Her major findings were:
- When looking at gender alone, there is a 14.3% gender salary gap. This is reduced to a 4.8% gap when you take the other variables into account. The variable that had the most effect on reducing the gap was rank and status. This is because there’s a high attrition rate for women in tenure track positions, especially in STEM fields, mostly due to policy and climate. So professors who are farther along in their careers and have tenure get paid better, but there aren’t as many women in these positions.
- Controlling for other variables, the gender salary gap increases as you move toward institutions that offer higher levels of degrees. Associate’s programs are the most equal, followed by Baccalaureate, then Master’s, with Doctoral institutions being the worst with a 5.7% gap.
- The gender gap is larger in research based positions than in teaching or service positions. Male faculty receive a larger benefit by focusing on research instead of teaching.

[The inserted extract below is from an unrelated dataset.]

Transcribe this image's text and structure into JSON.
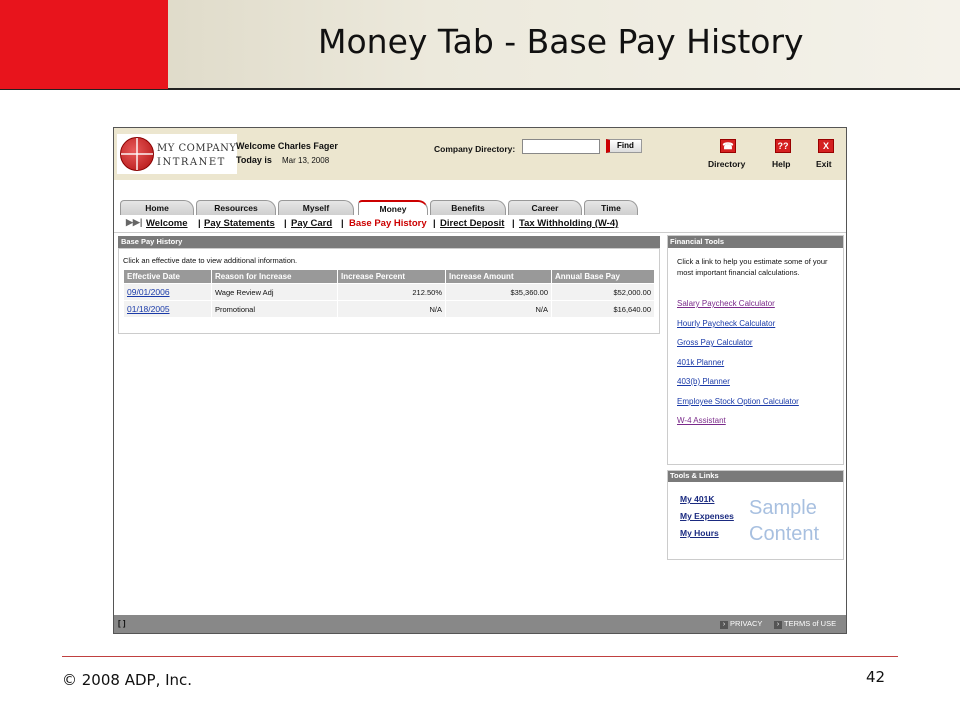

- A higher proportion of female faculty in a discipline is associated with lower overall faculty salaries in that discipline
- The gender salary gap is larger in institutions with less female faculty than in institutions with more female faculty. This results in male faculty benefitting financially by working in institutions with less female faculty, but females benefitting financially by working in institution with more female faculty
Dr. Meyers made the following suggestions on how we can combat this remaining pay gap:
- Have flexible tenure/promotion policies and encourage/require faculty to take advantage of them. Often times alternative policies are in place, but there’s social pressure to not take them.
- Recognize and reward alternative/varied ways that faculty contribute to a department institution. Women tend to do teaching and service more, and these are often seen as less important as research
- Female faculty should focus on research that is aligned with mission/goals and tenure/promotion policies of their department. If your department is focused on research, limit service and teaching responsibilities. This is especially true when women are basically guilted onto being on every committee or every outreach event because they’re effectively the token minority. Feel safe in saying “No.”
A professor from my department asked if having publicly available salary data makes a difference. Are women more likely to ask for raises if they know what other people in their department are making? Dr. Meyers said she didn’t know for sure because no research has been done looking at that specifically, but she guessed having that knowledge would help. Someone floated the idea of making this gender gap data publicly available so people could see which institutions suck and with the hopes of the public shame changing things. Dr. Meyers responded that research institutions were the biggest offenders when it came to the pay gap, so you’d have to some how tie it into them receiving grant money for them to care.